たとえば、家電製品に関する修理依頼のケースを想定してみよう。テキストだけのチャットボットの場合、顧客は画面から、修理依頼したい対象の名称(たとえば洗濯機)、型番、状態(どこが、どのくらい、どうなっているか)などを何度もテキストで入力せねばならない。しかし画像を送信すれば、これらの情報を的確に、かつ短い時間で伝えられる(型番の認識はテキストを変換して読み込むのではなく、VRがあらかじめ学習した画像により認識させている)。
あるいは靴底の摩耗度診断のケースでは、顧客が靴底の写真を送ることで、摩耗度(大・中・小)とソールの種類(レザーやラバーなど)をVRで認識し、概算の修理費用や修理後のイメージ画像、近隣の修理交換所などを伝える。
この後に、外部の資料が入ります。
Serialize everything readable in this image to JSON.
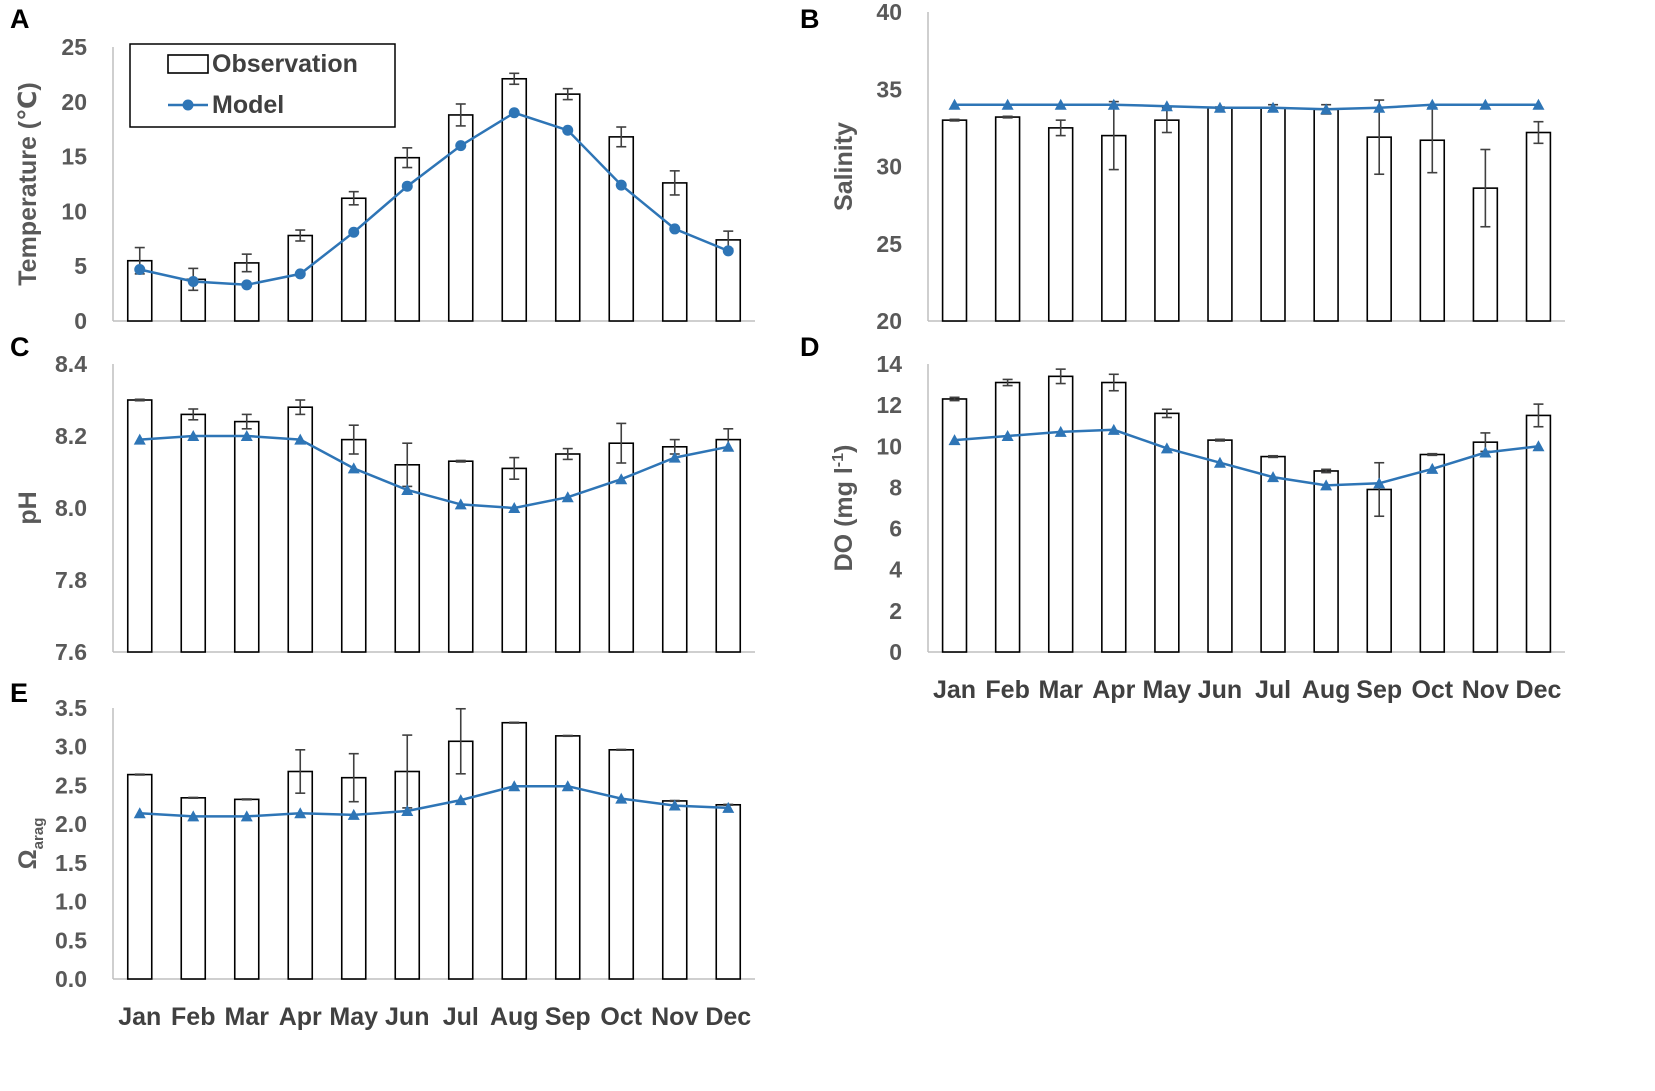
{
  "figure": {
    "months": [
      "Jan",
      "Feb",
      "Mar",
      "Apr",
      "May",
      "Jun",
      "Jul",
      "Aug",
      "Sep",
      "Oct",
      "Nov",
      "Dec"
    ],
    "legend": {
      "observation": "Observation",
      "model": "Model"
    },
    "colors": {
      "model": "#2E75B6",
      "bar_outline": "#000000",
      "error_bar": "#404040",
      "axis": "#BFBFBF",
      "tick_text": "#595959"
    }
  },
  "chart_data": [
    {
      "panel": "A",
      "type": "bar",
      "ylabel": "Temperature (℃)",
      "ylim": [
        0,
        25
      ],
      "yticks": [
        "0",
        "5",
        "10",
        "15",
        "20",
        "25"
      ],
      "marker": "circle",
      "legend_location": "top-left",
      "series": [
        {
          "name": "Observation",
          "values": [
            5.5,
            3.8,
            5.3,
            7.8,
            11.2,
            14.9,
            18.8,
            22.1,
            20.7,
            16.8,
            12.6,
            7.4
          ],
          "errors": [
            1.2,
            1.0,
            0.8,
            0.5,
            0.6,
            0.9,
            1.0,
            0.5,
            0.5,
            0.9,
            1.1,
            0.8
          ]
        },
        {
          "name": "Model",
          "values": [
            4.7,
            3.6,
            3.3,
            4.3,
            8.1,
            12.3,
            16.0,
            19.0,
            17.4,
            12.4,
            8.4,
            6.4
          ]
        }
      ]
    },
    {
      "panel": "B",
      "type": "bar",
      "ylabel": "Salinity",
      "ylim": [
        20,
        40
      ],
      "yticks": [
        "20",
        "25",
        "30",
        "35",
        "40"
      ],
      "marker": "triangle",
      "series": [
        {
          "name": "Observation",
          "values": [
            33.0,
            33.2,
            32.5,
            32.0,
            33.0,
            33.8,
            33.8,
            33.7,
            31.9,
            31.7,
            28.6,
            32.2
          ],
          "errors": [
            0.05,
            0.05,
            0.5,
            2.2,
            0.8,
            0.05,
            0.2,
            0.3,
            2.4,
            2.1,
            2.5,
            0.7
          ]
        },
        {
          "name": "Model",
          "values": [
            34.0,
            34.0,
            34.0,
            34.0,
            33.9,
            33.8,
            33.8,
            33.7,
            33.8,
            34.0,
            34.0,
            34.0
          ]
        }
      ]
    },
    {
      "panel": "C",
      "type": "bar",
      "ylabel": "pH",
      "ylim": [
        7.6,
        8.4
      ],
      "yticks": [
        "7.6",
        "7.8",
        "8.0",
        "8.2",
        "8.4"
      ],
      "marker": "triangle",
      "series": [
        {
          "name": "Observation",
          "values": [
            8.3,
            8.26,
            8.24,
            8.28,
            8.19,
            8.12,
            8.13,
            8.11,
            8.15,
            8.18,
            8.17,
            8.19
          ],
          "errors": [
            0.002,
            0.015,
            0.02,
            0.02,
            0.04,
            0.06,
            0.002,
            0.03,
            0.015,
            0.055,
            0.02,
            0.03
          ]
        },
        {
          "name": "Model",
          "values": [
            8.19,
            8.2,
            8.2,
            8.19,
            8.11,
            8.05,
            8.01,
            8.0,
            8.03,
            8.08,
            8.14,
            8.17
          ]
        }
      ]
    },
    {
      "panel": "D",
      "type": "bar",
      "ylabel": "DO (mg l",
      "ylabel_sup": "-1",
      "ylabel_end": ")",
      "ylim": [
        0,
        14
      ],
      "yticks": [
        "0",
        "2",
        "4",
        "6",
        "8",
        "10",
        "12",
        "14"
      ],
      "marker": "triangle",
      "series": [
        {
          "name": "Observation",
          "values": [
            12.3,
            13.1,
            13.4,
            13.1,
            11.6,
            10.3,
            9.5,
            8.8,
            7.9,
            9.6,
            10.2,
            11.5
          ],
          "errors": [
            0.08,
            0.15,
            0.35,
            0.4,
            0.2,
            0.04,
            0.04,
            0.08,
            1.3,
            0.04,
            0.45,
            0.55
          ]
        },
        {
          "name": "Model",
          "values": [
            10.3,
            10.5,
            10.7,
            10.8,
            9.9,
            9.2,
            8.5,
            8.1,
            8.2,
            8.9,
            9.7,
            10.0
          ]
        }
      ]
    },
    {
      "panel": "E",
      "type": "bar",
      "ylabel": "Ω",
      "ylabel_sub": "arag",
      "ylim": [
        0,
        3.5
      ],
      "yticks": [
        "0.0",
        "0.5",
        "1.0",
        "1.5",
        "2.0",
        "2.5",
        "3.0",
        "3.5"
      ],
      "marker": "triangle",
      "series": [
        {
          "name": "Observation",
          "values": [
            2.64,
            2.34,
            2.32,
            2.68,
            2.6,
            2.68,
            3.07,
            3.31,
            3.14,
            2.96,
            2.3,
            2.25
          ],
          "errors": [
            0.005,
            0.005,
            0.005,
            0.28,
            0.31,
            0.47,
            0.42,
            0.005,
            0.005,
            0.005,
            0.005,
            0.005
          ]
        },
        {
          "name": "Model",
          "values": [
            2.14,
            2.1,
            2.1,
            2.14,
            2.12,
            2.17,
            2.31,
            2.49,
            2.49,
            2.33,
            2.24,
            2.21
          ]
        }
      ]
    }
  ]
}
対応内容や流れは、ユーザーが描くシナリオに沿ってさまざまだが、緊急度が高いと判断すれば、コールセンターの電話番号を表示させる、オペレータに通知しチャットを有人対応へ切り替えるといった処理が可能。オペレータが引き継いだ場合も、それまでのやり取りの履歴が一目で把握できるので、対応時間の短縮や品質の向上につなげられる。
当初想定した利用領域を越えて
さまざまな業務で検討
Minervae ViBOTは初期費用が100万円?、月額利用料が50万円?。LINEやその他のコミュニケーションツールをインターフェースに利用する場合は、月額3万円?。カスタマイズには、別途見積もりで対応する。またトライアル版も用意されており、本番と同等の機能が2カ月75万円で利用できる。トライアル版の利用後に本番導入する場合は、月額費用が初月無料となる(上記価格はいずれも税抜)。
契約後の流れとしては、まず学習データとシナリオの作成(チャットボットによる自動応答機能を提供するため、1問1答の会話のシナリオを作成する)に始まり、環境準備、学習データとシナリオの投稿を経て運用開始に至る。
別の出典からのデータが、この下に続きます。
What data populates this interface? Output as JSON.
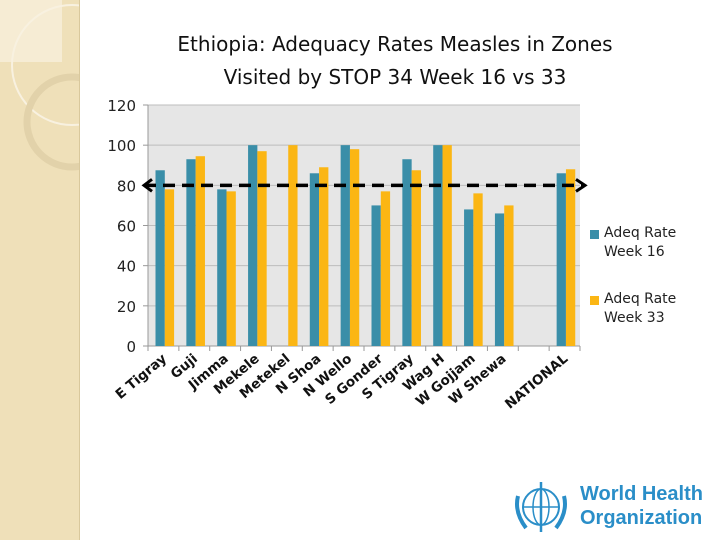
{
  "chart_data": {
    "type": "bar",
    "title_lines": [
      "Ethiopia: Adequacy Rates Measles in Zones",
      "Visited by STOP 34 Week 16 vs 33"
    ],
    "categories": [
      "E Tigray",
      "Guji",
      "Jimma",
      "Mekele",
      "Metekel",
      "N Shoa",
      "N Wello",
      "S Gonder",
      "S Tigray",
      "Wag H",
      "W Gojjam",
      "W Shewa",
      "",
      "NATIONAL"
    ],
    "series": [
      {
        "name": "Adeq Rate Week 16",
        "legend_lines": [
          "Adeq Rate",
          "Week 16"
        ],
        "color": "#3a8ea8",
        "values": [
          87.5,
          93,
          78,
          100,
          0,
          86,
          100,
          70,
          93,
          100,
          68,
          66,
          null,
          86
        ]
      },
      {
        "name": "Adeq Rate Week 33",
        "legend_lines": [
          "Adeq Rate",
          "Week 33"
        ],
        "color": "#fbb614",
        "values": [
          78,
          94.5,
          77,
          97,
          100,
          89,
          98,
          77,
          87.5,
          100,
          76,
          70,
          null,
          88
        ]
      }
    ],
    "yticks": [
      "0",
      "20",
      "40",
      "60",
      "80",
      "100",
      "120"
    ],
    "ylim": [
      0,
      120
    ],
    "reference_line": {
      "value": 80,
      "style": "dashed double arrow"
    },
    "grid": true,
    "legend_position": "right"
  },
  "logo": {
    "text_lines": [
      "World Health",
      "Organization"
    ]
  }
}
昨年9月にリリースされて以降、同社にはさまざまな問い合わせが寄せられている。画像で状態を正確に伝達できる点が評価され、すでにビルメンテナンス業務での本番利用がスタートしているほか、修理の受付、ブランドロゴ使用状況のチェック、清掃管理などもある。
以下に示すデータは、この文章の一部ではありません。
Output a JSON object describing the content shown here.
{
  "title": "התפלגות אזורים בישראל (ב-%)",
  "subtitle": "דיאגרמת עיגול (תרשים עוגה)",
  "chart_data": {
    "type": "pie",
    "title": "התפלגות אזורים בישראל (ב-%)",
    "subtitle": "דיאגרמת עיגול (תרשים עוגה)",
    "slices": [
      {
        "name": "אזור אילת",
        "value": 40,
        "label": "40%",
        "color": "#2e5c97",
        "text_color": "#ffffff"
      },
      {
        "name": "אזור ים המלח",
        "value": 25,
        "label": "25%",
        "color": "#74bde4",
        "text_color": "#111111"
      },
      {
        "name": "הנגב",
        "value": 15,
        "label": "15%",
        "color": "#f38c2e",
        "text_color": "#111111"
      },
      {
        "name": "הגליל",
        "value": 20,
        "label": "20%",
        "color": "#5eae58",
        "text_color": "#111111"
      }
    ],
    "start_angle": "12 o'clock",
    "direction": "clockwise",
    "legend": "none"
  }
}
「当初想定していたメンテナンスや修理依頼の受付チャットボットという利用範囲を大きく超えて、多彩なシナリオでの利用が検討されています」と、先端技術事業部の江澤美保氏(スマートテクノロジーオフィス AIサービスエバンジェリスト)は指摘する。
Minervae ViBOTは今秋にも、独自のチャットボット作成ツールの代わりに、WatsonのAPIである「Assistant」を採用した次バージョンのリリースを予定している。
このほか同社では、眼疾患の診断に役立てる「Minervae SCOPE」をはじめ、AIとRPAで入札案件の担当部署決定を支援するソリューション、多岐にわたる技術的な問い合わせに回答するAIシステムなど、ユーザーごとの個別案件に応じた開発を進め、AIビジネスの展開を加速化している。